Nitrogen is produced from liquified air under low temperature. It is stored in an insulated storage tank at a temperature of approximately -196.degree. C. and under low vapor pressure of approximately 2 bar.
It is put on the market however in high pressure steel bottles in which the nitrogen is in gaseous condition at room temperature and under a pressure of approximately 200 bar.
The cryogenic pump has the task of pumping the liquid nitrogen from the storage tank and raising its pressure to about 200 bar, so that after evaporation it can be placed into the high pressure steel bottles.
In the pumping of cryogenic fluids, special difficulties are encountered due to the fact that the fluid converts from the liquid to the gaseous phase by a decrease in pressure as well as by a rise of temperature. At the beginning the pump is at atmospheric pressure and room temperature and must be cooled down to approximately the temperature of the cryogenic fluid. During operation, the conditions must be brought to over and above the conditions of the vapor pressure curve of the cryogenic fluid being pumped. This is because on the suction stroke of the pump the pressure decreases, giving rise to gas formation.

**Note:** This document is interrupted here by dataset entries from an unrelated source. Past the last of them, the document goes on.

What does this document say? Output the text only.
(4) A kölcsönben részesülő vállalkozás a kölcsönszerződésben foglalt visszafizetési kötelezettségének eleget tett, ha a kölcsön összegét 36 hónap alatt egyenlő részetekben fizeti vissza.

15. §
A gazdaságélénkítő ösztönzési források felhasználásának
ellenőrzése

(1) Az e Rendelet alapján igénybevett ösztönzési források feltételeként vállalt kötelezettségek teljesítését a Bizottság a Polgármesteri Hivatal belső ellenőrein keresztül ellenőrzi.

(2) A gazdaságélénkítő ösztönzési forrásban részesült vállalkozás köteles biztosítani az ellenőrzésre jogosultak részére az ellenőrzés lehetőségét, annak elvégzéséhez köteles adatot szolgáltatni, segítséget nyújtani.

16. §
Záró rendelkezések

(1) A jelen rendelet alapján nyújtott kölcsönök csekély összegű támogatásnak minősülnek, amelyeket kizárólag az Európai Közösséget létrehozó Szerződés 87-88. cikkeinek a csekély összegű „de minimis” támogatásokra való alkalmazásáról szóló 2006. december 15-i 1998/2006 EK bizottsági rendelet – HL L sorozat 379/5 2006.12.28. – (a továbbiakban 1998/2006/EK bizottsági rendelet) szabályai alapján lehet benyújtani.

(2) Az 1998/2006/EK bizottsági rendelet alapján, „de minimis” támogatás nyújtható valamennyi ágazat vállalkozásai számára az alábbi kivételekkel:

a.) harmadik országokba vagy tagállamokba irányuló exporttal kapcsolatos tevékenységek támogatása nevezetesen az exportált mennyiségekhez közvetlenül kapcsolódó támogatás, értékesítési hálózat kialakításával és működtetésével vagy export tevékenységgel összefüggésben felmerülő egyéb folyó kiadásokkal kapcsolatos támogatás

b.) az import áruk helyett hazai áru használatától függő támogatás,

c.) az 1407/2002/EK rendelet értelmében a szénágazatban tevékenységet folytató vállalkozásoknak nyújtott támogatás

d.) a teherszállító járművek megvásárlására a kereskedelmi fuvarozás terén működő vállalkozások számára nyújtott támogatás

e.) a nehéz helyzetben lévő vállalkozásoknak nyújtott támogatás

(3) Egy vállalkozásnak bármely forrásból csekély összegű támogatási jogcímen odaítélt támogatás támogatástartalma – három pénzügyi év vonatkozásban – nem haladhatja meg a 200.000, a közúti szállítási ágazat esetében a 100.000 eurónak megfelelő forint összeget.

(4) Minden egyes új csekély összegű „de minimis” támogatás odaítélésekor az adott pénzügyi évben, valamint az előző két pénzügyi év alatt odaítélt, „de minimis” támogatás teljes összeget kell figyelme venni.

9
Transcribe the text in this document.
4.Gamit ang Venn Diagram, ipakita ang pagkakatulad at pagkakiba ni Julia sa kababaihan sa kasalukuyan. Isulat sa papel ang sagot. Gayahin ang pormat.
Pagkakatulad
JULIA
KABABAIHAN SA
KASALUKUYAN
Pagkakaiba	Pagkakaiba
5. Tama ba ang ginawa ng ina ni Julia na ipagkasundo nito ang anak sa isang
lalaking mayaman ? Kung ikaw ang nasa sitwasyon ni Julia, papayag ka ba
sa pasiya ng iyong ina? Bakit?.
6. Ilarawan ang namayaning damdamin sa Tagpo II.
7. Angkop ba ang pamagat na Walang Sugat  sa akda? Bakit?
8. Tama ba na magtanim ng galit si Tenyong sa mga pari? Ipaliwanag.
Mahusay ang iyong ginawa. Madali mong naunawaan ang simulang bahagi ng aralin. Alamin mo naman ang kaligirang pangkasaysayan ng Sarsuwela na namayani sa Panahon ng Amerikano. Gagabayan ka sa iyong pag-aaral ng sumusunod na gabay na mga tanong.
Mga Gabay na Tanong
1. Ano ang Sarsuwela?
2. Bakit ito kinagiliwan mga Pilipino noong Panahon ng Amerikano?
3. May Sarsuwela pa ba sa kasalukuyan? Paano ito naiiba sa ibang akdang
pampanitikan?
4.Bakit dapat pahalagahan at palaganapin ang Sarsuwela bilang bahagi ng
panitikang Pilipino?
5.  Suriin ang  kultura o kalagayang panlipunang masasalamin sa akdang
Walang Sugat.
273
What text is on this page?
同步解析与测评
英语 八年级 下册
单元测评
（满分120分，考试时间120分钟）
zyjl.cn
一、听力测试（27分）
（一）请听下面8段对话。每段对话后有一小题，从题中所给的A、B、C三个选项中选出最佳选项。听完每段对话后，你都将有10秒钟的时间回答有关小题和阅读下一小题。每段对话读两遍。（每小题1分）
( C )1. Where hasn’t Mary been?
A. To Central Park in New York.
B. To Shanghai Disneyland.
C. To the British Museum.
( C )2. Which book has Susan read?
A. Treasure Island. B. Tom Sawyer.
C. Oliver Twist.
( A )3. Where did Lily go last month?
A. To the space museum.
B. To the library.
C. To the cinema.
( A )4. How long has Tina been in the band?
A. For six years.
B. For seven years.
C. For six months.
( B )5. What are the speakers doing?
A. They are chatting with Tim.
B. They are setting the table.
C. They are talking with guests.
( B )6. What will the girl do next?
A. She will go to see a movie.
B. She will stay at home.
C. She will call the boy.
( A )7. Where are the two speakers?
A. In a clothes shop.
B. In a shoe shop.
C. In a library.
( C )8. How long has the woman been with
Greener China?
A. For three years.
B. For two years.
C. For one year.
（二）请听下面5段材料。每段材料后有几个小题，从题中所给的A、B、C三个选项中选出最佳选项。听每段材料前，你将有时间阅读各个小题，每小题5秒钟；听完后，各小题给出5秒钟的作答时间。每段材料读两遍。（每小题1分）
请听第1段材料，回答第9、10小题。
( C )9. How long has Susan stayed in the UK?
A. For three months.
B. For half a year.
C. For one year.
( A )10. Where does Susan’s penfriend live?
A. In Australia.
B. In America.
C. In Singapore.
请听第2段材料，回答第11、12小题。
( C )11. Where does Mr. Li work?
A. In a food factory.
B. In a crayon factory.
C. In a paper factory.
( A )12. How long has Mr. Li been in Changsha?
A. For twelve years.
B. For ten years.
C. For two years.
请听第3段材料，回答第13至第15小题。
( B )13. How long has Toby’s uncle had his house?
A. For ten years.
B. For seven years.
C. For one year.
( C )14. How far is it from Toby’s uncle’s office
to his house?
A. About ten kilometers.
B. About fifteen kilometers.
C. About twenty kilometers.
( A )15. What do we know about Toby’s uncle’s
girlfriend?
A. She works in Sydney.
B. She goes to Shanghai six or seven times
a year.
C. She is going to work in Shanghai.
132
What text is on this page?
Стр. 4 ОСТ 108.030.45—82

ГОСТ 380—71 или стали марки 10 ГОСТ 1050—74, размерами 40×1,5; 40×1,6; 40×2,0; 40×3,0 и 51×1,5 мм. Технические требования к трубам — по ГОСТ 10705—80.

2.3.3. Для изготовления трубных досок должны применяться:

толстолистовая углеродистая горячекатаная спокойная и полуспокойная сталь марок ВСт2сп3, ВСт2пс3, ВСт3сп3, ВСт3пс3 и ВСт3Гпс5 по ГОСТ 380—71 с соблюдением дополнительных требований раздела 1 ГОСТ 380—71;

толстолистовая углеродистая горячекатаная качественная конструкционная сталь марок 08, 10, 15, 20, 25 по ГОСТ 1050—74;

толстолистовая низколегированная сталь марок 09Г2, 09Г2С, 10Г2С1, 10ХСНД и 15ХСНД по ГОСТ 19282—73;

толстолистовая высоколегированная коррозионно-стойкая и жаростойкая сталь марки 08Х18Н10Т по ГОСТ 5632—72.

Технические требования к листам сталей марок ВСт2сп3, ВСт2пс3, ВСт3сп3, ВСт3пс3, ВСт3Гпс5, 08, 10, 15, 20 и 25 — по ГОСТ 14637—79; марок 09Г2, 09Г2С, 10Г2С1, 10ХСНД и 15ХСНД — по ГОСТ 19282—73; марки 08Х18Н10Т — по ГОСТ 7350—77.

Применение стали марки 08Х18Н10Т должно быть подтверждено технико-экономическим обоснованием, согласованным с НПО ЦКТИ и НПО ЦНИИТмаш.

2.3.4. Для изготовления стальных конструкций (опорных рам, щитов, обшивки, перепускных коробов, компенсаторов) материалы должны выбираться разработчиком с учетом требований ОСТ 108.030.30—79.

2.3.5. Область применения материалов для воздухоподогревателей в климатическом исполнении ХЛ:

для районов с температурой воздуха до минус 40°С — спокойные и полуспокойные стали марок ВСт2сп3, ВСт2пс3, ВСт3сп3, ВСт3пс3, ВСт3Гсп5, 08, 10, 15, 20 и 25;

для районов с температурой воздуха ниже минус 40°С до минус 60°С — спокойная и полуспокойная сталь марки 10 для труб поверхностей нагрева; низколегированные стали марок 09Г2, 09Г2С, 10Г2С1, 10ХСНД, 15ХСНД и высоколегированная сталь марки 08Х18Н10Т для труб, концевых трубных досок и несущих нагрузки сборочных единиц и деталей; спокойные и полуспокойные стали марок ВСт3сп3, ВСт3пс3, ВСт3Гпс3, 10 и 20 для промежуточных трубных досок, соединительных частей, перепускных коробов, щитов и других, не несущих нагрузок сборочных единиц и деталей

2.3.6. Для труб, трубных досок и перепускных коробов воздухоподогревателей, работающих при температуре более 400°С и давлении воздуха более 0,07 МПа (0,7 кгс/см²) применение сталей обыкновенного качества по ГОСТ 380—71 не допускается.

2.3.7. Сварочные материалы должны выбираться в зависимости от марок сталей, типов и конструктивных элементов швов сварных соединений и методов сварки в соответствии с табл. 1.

Known measures to avoid such problems include the following:
1. Conveying the fluid from the large storage tank in which vapor pressure conditions prevail into a closed intermediate container which is heat insulated to the best possible extent, and lowering the temperature below the temperature of the vapor pressure.
2. Increasing the pressure in the intermediate container above the vapor pressure.
To implement the last mentioned measure, a pump is disclosed in Swiss Patent Specification No. CH-PS 615,982 which has a stepped or differential piston, a hollow piston rod and valves disposed in the piston. The high degree of compression gives rise to corresponding gas forming currents which must be conveyed by means of an elaborate valve system out of the low pressure part. Pumps of this type are complicate and expensive to manufacture.
It is the object of the present invention to create a pump as recited in claim 1, which pump operates according to this principle, but which is structurally less complex and more cost efficient to manufacture and which causes a lesser degree of gas formation during the precompression phase.
This is accomplished according to the invention by providing a cryogenic pump which incorporates the specific features recited in claim 1.